Plantes étranges et tisanes
Les nombreux couples sans enfant mâle, trop pauvres pour se payer le DPI, tombent, eux, souvent aux mains de hakeem, ces guérisseurs traditionnels qui profitent de leur manque d’éducation et de leur bigoterie pour les arnaquer. Certaines épouses confient s’être laissées convaincre de se mettre des herbes dans le vagin ou de ne manger que des aliments blancs pendant des mois.
Des coins les plus reculés du Pendjab, on vient consulter le chétif Abdul Hameed, 90 ans, dans son échoppe crasseuse de Sadhoki, à une heure et demie de Lahore. Au milieu de boîtes de plantes étranges, il prétend pouvoir garantir à une femme déjà enceinte qu’elle accouchera d’un garçon… Chaque jour, une dizaine de patients ne vient que pour ça, dit-il.
Ce jour-là, il s’occupe de Masood, enseignant, et son épouse de 23 ans, Sahira, enceinte de quelques semaines après avoir eu plusieurs filles. Concentré, le guérisseur souffle un verset du Coran sur une pomme. Pour être sûre d’avoir un garçon, elle doit manger le fruit et boire des tisanes. «La pomme doit être belle, sinon le garçon aura des cicatrices», assène-t-il. Sahira lâche un regard sceptique sous son niqab.
«Je n’ai jamais eu de plaintes», assure le charlatan, dont la mission est simple : éviter aux familles d’avoir trop de filles, ces êtres nuisibles «qui vous dépouillent de vos biens et dépensent votre argent». Masood croit-il à ces élucubrations ? «Je crois plus à Allah qu’à la science, et puis, il n’y a pas de mal à manger une pomme», sourit-il.
Dans leur appartement modeste de Lahore et après quinze ans d’épreuves de ce genre, Faiz et son épouse, parents de quatre filles, ont décidé de «s’en remettre à la chance» pour la dernière grossesse sans danger de Sadia, qui a enduré quatre césariennes. Faiz, qui loue des voitures, n’a pas les moyens de payer un DPI. Mais résistant à la pression sociale, il a refusé de prendre une deuxième épouse et envoyé ses filles à l’école. Absorbées ce soir-là par la télévision, les sœurs s’entassent sur le canapé du salon.
Un personnage se détache du tableau : Obaidullah, la poupée blanche dont Iman, 8 ans, ne se sépare pas. «Elle s’est inventée un petit frère, elle le présente à ses amis et dort avec.

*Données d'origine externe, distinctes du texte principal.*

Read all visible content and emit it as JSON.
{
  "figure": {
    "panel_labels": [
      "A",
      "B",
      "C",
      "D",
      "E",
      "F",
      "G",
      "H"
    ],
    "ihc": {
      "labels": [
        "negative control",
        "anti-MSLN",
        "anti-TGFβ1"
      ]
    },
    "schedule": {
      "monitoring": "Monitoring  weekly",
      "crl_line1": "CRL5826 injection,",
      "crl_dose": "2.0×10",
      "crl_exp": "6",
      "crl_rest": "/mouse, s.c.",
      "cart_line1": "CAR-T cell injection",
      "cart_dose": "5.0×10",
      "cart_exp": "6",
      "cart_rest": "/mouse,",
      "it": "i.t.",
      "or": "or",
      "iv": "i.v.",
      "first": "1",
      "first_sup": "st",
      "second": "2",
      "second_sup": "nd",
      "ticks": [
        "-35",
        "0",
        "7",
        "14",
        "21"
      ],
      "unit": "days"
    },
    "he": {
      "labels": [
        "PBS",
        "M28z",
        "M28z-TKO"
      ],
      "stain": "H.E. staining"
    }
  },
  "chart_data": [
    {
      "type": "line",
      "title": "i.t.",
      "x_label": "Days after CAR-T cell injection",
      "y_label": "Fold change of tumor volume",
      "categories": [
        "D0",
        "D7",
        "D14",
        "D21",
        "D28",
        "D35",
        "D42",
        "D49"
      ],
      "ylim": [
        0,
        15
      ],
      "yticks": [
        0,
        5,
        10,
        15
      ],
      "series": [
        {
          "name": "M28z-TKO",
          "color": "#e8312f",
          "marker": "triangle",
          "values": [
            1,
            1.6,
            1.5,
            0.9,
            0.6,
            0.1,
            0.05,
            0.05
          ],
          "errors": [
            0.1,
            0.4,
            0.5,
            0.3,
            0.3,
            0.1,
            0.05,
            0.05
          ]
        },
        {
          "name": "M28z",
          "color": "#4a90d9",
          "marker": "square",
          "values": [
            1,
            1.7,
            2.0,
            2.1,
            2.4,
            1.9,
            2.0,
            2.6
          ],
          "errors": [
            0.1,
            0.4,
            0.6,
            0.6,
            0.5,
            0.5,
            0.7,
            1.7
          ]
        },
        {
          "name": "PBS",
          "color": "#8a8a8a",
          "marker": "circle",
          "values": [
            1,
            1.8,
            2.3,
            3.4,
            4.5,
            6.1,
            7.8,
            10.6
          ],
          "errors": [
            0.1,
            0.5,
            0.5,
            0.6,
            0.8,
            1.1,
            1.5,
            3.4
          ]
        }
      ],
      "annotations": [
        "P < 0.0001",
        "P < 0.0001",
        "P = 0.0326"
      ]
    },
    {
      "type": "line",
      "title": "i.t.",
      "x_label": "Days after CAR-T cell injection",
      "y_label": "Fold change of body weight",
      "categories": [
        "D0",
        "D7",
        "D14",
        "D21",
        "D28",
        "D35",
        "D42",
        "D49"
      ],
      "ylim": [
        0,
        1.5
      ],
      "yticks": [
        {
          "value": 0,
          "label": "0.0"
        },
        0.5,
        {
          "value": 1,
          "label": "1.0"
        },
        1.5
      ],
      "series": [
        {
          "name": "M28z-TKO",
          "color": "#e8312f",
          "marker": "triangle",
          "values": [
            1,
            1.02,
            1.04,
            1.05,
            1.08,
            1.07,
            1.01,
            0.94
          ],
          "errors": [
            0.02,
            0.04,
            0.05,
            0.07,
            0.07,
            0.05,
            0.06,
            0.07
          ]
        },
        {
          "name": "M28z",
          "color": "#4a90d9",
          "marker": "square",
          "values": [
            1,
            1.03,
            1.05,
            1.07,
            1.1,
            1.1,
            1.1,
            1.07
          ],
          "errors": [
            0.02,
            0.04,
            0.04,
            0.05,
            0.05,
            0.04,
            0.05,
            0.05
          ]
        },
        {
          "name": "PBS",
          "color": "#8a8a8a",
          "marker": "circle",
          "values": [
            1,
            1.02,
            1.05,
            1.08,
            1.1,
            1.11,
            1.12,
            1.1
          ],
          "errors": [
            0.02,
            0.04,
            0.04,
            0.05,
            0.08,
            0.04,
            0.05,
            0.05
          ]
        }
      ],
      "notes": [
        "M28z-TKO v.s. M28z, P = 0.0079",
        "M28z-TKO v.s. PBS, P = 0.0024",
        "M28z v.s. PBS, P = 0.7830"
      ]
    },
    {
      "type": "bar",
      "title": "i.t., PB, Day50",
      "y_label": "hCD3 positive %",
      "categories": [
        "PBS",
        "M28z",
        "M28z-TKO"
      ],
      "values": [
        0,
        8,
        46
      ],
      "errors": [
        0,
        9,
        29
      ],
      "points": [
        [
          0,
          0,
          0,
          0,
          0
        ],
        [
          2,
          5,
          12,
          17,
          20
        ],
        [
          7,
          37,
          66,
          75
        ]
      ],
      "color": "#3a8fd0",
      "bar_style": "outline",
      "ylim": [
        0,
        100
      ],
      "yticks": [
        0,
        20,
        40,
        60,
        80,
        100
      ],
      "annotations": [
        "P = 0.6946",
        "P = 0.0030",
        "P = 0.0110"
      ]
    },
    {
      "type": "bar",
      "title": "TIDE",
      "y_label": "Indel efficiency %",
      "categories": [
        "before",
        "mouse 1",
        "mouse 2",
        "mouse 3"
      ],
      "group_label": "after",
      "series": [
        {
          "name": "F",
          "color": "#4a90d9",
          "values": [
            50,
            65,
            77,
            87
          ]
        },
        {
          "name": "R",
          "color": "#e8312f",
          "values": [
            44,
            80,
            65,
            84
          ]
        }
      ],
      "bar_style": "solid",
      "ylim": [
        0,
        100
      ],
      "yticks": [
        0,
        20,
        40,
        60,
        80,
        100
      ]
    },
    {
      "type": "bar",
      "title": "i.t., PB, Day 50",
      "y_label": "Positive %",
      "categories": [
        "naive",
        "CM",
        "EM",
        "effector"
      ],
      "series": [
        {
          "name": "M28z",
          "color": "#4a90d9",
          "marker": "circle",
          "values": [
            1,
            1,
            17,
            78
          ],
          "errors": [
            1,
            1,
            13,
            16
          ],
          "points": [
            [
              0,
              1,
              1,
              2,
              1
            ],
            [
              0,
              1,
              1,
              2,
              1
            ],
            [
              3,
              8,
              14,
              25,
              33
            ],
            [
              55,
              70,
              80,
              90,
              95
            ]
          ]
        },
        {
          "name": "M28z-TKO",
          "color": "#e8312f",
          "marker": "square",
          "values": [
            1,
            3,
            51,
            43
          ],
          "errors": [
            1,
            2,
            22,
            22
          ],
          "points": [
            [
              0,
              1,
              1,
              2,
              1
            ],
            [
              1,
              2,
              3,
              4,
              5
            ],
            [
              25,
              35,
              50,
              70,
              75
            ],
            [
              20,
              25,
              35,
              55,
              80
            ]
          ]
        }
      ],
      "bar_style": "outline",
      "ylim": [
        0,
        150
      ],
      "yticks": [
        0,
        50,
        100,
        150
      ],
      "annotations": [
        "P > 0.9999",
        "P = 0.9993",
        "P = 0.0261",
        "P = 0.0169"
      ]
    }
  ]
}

Si on a un fils, il s’appellera Obaidullah », sourit Sadia. En attendant, Faiz forme sa fille adolescente Amna, «la plus douée», à conduire et gérer sa société. «Les gens acceptent plus désormais que les filles sortent seules et aient un travail», se réjouit-il.
Entre thé au lait et samoussas huileux, Faiz avoue trouver «injuste» la pression subie toute sa vie par sa femme… Il espère que le destin épargnera à ses filles le chemin de croix de toutes ces Pakistanaises en mal de fils.
(1) Le prénom a été modifié.
Note : l’enfant de Masood et Sahira, rencontrés chez le guérisseur, est né en février dernier , et c’est… un fils, appelé Mohammad Ahmad.